Thursday, June 26, 2008

City of Los Angeles to Its Firefighters : Nobody Wants to See Your Tattoos!

All hail the Los Angeles Fire Department for exuding some class. It’s about time a large group or company cracks down on visible body art at the workplace. I find tattoos incredibly unflattering—both to a person’s image and to their body in general. Despite these permanent ink imprints being incredibly common nowadays amongst all types of people and in all types of workplaces, I still believe they should be reserved for bikers and dive-bar regulars. Sure, call me old-fashioned, ignorant, lame, whatever. I stand strongly by this matter, always have, always will.

If a person wants to get a tattoo, that is their choice. Who am I to tell a person what he or she can or cannot do? But I will say, however, that in my mind, a person is looked upon with much more dignity and respect if these tattoos are not visible. As of this week, the approximately 200 firefighters who are employed within the LAFD, are forced under a new policy to cover up their tattoos—whether they are responding to a call or making dinner or even sleeping in the station. The only time they can display them is when they are showering.

As expected, this new policy has caused quite a stir. And I’m not as naïve as I sound—I’m quite aware that I am probably amongst a very, very small percentage of people who is actually in favor of this new demand.
"It's really disheartening to have to cover up these things," San Pedro firefighter John O'Connor said. "I have always displayed them with such pride. That's the real killer."

Since the policy took effect May 1, firefighters complain they've had to wear sweat shirts, long sleeves, and even skin patches to hide their body art. That hasn’t been the biggest complaint, however. People affected by this policy feel it is bad enough to cover up in public, but to have to conceal their body art in the privacy of their own fire station is absolutely ludicrous.

"I don't mind wearing long sleeves when I'm out on a call, if there's a public perception issue," says Anthony Temple.

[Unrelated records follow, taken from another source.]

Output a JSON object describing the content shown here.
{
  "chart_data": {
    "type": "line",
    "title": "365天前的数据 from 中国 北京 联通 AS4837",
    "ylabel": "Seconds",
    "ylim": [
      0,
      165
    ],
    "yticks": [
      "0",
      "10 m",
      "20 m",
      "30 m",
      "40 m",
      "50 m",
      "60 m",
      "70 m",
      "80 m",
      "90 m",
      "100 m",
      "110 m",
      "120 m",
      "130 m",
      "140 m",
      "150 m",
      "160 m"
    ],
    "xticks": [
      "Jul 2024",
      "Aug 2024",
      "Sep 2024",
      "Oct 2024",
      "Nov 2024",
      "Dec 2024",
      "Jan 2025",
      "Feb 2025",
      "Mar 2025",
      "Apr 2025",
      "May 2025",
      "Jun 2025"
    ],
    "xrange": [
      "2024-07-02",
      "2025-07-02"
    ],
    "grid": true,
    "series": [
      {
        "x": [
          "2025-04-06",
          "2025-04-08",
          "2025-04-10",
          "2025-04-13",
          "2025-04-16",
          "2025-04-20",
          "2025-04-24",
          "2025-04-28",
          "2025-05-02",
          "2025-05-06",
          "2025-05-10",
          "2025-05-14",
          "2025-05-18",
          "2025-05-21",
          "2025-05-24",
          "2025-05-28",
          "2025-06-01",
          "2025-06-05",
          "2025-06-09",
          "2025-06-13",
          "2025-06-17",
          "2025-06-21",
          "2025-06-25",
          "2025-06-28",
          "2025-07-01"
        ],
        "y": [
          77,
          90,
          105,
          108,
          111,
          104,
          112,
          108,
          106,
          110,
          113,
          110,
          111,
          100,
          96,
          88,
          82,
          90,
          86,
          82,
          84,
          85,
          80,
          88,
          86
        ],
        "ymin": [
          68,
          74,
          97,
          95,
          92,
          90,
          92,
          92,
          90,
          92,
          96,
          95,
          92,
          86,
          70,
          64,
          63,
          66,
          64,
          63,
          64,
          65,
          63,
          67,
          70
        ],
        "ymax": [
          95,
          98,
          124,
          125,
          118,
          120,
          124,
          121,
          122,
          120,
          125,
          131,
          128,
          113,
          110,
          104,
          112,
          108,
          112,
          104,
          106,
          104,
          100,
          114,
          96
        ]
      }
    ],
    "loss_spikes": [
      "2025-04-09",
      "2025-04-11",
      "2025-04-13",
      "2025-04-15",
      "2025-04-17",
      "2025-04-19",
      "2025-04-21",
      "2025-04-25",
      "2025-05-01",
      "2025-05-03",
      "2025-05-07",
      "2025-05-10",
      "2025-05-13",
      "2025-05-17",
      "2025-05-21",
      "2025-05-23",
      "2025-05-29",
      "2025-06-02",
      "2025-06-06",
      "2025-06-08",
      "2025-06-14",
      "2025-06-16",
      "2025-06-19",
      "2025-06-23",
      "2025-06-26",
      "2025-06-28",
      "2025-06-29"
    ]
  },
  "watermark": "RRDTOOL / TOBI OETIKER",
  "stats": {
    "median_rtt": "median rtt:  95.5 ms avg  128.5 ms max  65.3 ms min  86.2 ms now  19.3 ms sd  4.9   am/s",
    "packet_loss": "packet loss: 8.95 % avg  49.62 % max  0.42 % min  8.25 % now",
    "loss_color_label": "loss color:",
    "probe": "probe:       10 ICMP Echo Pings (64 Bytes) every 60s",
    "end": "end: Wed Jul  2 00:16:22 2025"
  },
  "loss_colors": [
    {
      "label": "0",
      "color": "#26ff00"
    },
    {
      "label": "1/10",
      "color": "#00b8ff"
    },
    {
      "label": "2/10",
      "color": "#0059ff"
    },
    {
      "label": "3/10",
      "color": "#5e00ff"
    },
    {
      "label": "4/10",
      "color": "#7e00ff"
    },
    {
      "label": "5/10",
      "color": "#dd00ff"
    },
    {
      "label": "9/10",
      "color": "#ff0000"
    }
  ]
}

"My one big problem is the firehouse. I live there 24 hours a day, a minimum of 10 days a month. I feel like that's my house. It's where I live with my colleagues. They want us to maintain a professional appearance in public - OK. But in the fire station, when we're cleaning and working on equipment, too?"

LAFD Deputy Chief Emile Mack stands by his decision to sign the rule.

"They look at what our image is when we come into contact with the public. We have hair standards and uniform standards and those aren't about the fire station, but how we appear when we're providing service to the public."

The Fire Department is following the lead of the Los Angeles Police Department, which adopted a tattoo policy five years ago that requires officers to cover exposed tattoos.

According to the LAPD, while officers moaned and groaned when the policy was initially implemented, the rule is now accepted and there have been no officers disciplined for violating the agreement.